The European Parliament today took a decisive stand on legal jurisdiction and responsibility whenever privacy rights are violated, a move that the European Federation of Journalists welcomed as “good for citizens’ rights and good for press freedom.”
The Parliament amended a proposal from the European Commission on provisions regarding the law applicable to violations of privacy and rights relating to the personality.

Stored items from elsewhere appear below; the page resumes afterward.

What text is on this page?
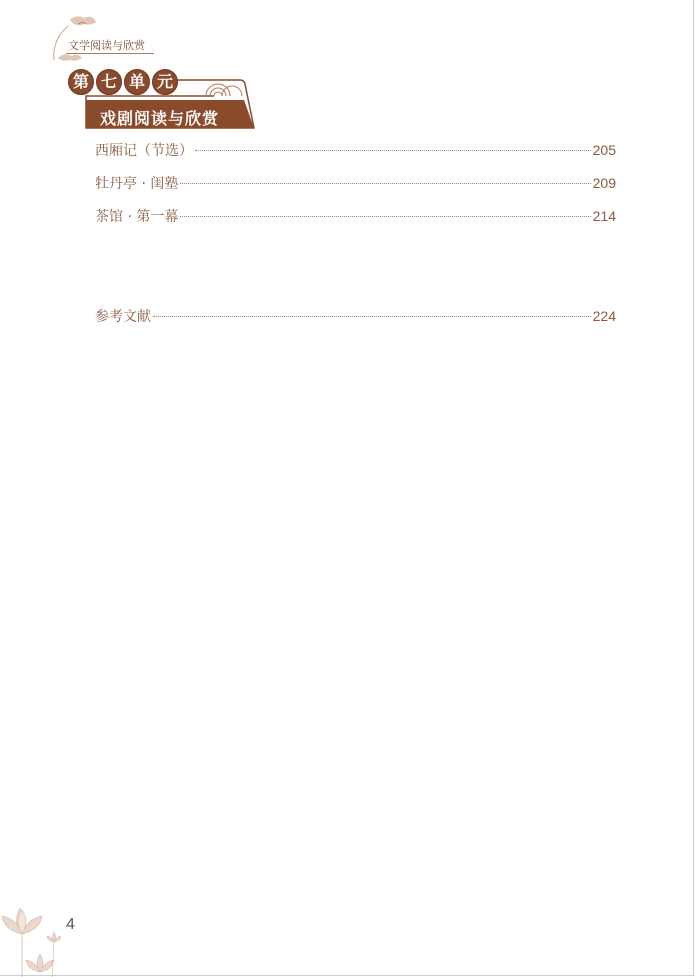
文学阅读与欣赏
第 七 单 元
戏剧阅读与欣赏
西厢记（节选）	205
牡丹亭 · 闺塾	209
茶馆 · 第一幕	214
参考文献	224
4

The changes mean that claims for infringement of privacy and rights relating to the personality will be governed by the law of the country to “which the publication or broadcasting service is principally directed.” If this is not obvious, the law of the country “in which editorial control is exercised” shall apply.
“This vote in the European Parliament is a step forward for more legal certainty for journalists carrying their activities within the European Union” said Pamela Moriniere, programme officer for the EFJ. “It is a decision that is good for the rights of citizens and good for media freedom.”

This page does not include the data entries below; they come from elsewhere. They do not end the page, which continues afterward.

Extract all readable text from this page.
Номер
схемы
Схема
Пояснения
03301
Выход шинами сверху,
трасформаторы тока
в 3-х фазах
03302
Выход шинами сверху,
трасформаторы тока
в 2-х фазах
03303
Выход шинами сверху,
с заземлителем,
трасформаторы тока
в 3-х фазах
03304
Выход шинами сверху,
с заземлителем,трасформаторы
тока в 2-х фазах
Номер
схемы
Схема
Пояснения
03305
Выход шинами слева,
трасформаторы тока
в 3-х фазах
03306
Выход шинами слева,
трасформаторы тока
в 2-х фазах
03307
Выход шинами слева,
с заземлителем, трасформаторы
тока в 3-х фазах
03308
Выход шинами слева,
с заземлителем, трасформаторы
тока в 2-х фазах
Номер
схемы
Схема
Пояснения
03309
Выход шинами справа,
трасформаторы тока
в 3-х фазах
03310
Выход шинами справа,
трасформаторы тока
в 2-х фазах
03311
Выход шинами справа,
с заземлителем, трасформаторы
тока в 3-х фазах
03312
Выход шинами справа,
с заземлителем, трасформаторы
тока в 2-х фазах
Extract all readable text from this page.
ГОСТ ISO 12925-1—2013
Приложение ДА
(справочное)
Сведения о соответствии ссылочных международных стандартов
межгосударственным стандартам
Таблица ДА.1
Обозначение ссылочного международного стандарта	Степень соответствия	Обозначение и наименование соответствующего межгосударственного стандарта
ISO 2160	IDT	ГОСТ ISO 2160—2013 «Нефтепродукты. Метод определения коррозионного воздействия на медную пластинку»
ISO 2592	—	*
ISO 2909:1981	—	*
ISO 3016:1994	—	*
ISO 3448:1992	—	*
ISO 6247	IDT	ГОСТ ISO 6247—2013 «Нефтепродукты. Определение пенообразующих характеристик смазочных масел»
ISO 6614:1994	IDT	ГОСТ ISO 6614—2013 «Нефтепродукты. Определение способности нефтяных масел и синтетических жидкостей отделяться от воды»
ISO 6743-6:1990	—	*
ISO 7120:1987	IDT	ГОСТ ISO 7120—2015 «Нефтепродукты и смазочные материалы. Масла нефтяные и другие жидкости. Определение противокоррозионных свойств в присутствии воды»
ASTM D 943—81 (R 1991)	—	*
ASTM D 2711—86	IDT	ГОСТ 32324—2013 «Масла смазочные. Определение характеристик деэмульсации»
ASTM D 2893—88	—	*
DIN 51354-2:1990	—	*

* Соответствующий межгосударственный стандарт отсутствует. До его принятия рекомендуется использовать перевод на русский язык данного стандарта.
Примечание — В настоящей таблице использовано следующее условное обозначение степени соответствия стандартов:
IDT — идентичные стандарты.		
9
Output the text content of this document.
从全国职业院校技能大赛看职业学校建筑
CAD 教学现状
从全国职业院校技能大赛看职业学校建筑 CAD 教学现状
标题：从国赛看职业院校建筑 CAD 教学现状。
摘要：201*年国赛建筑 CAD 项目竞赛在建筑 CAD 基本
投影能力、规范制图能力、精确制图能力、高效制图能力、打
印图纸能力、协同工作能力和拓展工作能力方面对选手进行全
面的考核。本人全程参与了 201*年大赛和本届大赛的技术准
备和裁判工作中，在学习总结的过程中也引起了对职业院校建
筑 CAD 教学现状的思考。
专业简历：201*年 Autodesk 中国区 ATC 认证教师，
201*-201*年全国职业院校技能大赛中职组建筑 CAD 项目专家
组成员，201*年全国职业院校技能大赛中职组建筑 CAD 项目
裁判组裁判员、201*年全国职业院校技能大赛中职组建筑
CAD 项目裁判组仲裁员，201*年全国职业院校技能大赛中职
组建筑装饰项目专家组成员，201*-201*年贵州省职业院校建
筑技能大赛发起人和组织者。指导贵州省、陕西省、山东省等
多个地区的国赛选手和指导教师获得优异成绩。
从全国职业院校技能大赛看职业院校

The Parliament had voted to endorse the report from Parliamentarian Diana Wallis on a proposal for a Regulation on the law applicable to non-contractual obligations (“Rome II”).
The EFJ says the new text provides a fair balance between European citizens’ privacy rights and the need to protect freedom of expression in the media, in conformity with the Charter of Fundamental Rights of the European Union.
However, the EFJ says that provisions calling for a European media code are unnecessary and inappropriate in such a Regulation. “Nevertheless, the text as it stands provides sufficient protection against people shopping around for a “friendly court” with insufficient legal protection for journalists’ rights,” said Moriniere.
The adopted text will now be submitted to the European Council as part of the co-decision procedure. And the EFJ reinforced calls for European leaders in the Council of Ministers to back the changes.
“We know that the European Council has a key role to play in reaching a common position on Rome II”, said Aidan White, EFJ General Secretary. “We therefore call on governments to listen to journalists’ concerns and maintain the wording adopted by the Parliament – it provides the solution to a problem that has been worrying journalists and media for many months.”